Под знаком поворота на Девятую авеню, на Двенадцатой улице, у столба, на постаменте, ждали в темноте Чарли с доктором Страйкером.
— Я… я… — начал Страйкер; ему пришлось снова сглотнуть слюну, чтобы сказать несколько слов. — Интересно, придут ли они, — наконец с трудом вымолвил он шепотом, на одной ноте.
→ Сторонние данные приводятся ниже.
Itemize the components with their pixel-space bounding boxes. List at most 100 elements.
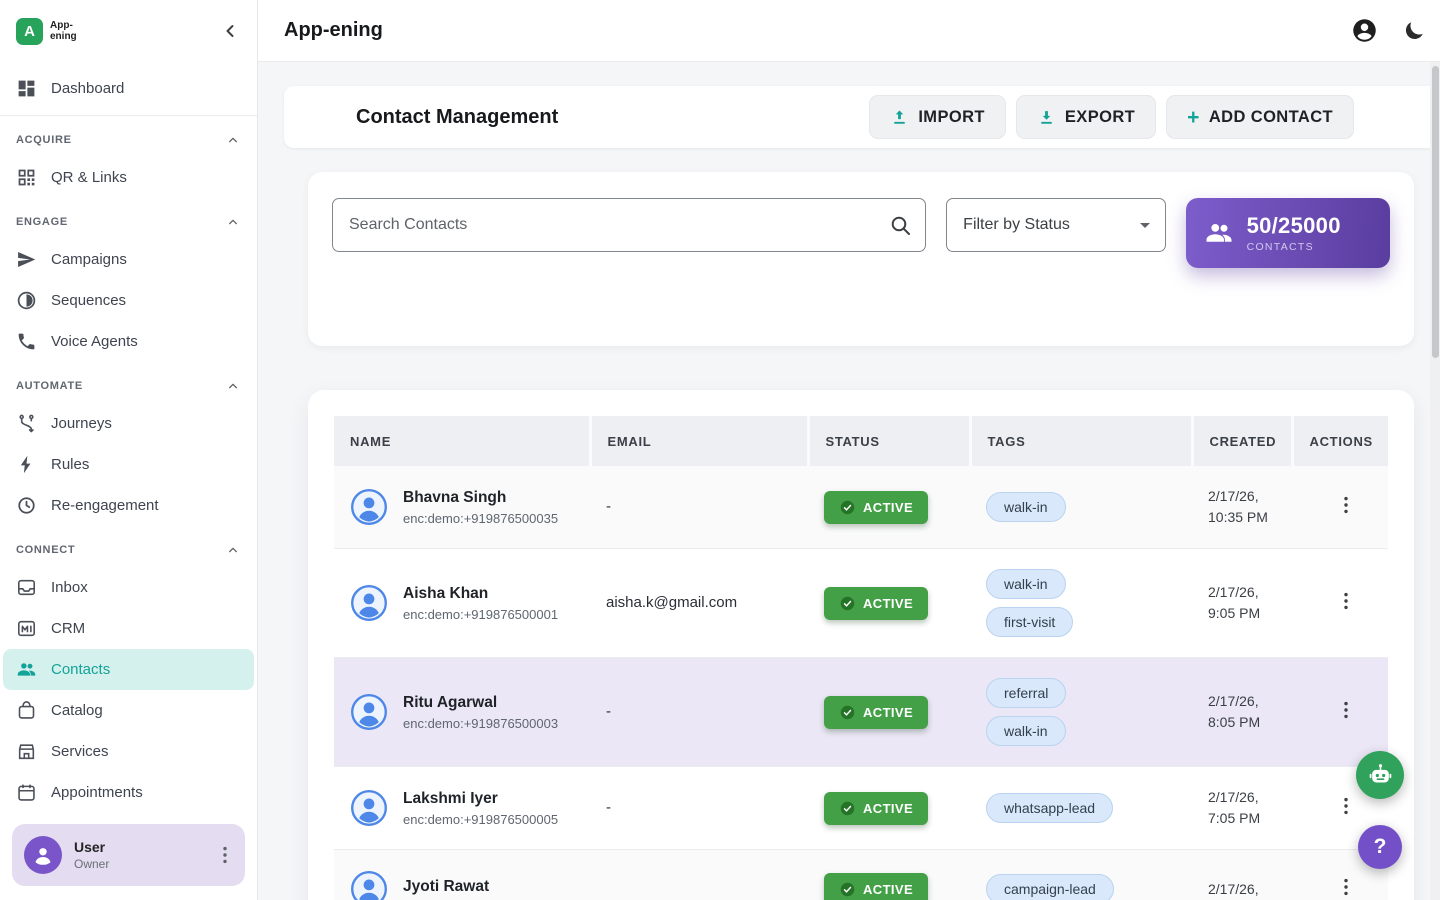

— Придут, куда они денутся, — откликнулся Чарли, не отрывая глаз от небольшого треугольника парка вверх по Двенадцатой улице, где она соединяется с Девятой авеню. — Сэлли — женщина мужественная, ей отваги не занимать. К тому же любит моего чокнутого братца, будто он не художник, а президент Соединенных Штатов и в нем соединились черты Ленина и Микеланджело. И вот он пошел на судно и ему выбили глаз.
— Он очень хороший человек — твой брат Эрнест. У него есть свои истинные идеалы. Мне очень жаль, что сейчас все это происходит вот с такими людьми, как он, — просто смотреть противно… Это не они?
— Нет, две девчушки из Христианского союза молодежи, он на углу.
— Каким он всегда был веселым человеком, — продолжал Страйкер, не переставая торопливо сглатывать слюну. — Всегда так заразительно смеялся; всегда знал, о чем говорит. До его женитьбы мы часто выходили вдвоем, и всегда наши девушки, и его и моя, кто бы они ни были, непременно все свое внимание уделяли только ему, все время. Я не возражал. Я люблю твоего брата Эрнеста, словно он мой младший брат. Прямо плакать хочется, когда вижу, как отрешенно сидит он за столом, прикрывая выбитый глаз и зубы, молча, не принимает никакого участия в разговоре, а лишь слушает, что говорят другие.
— Да, — согласился Чарли, — да. Послушай, Страйкер, почему бы тебе немного не помолчать, а?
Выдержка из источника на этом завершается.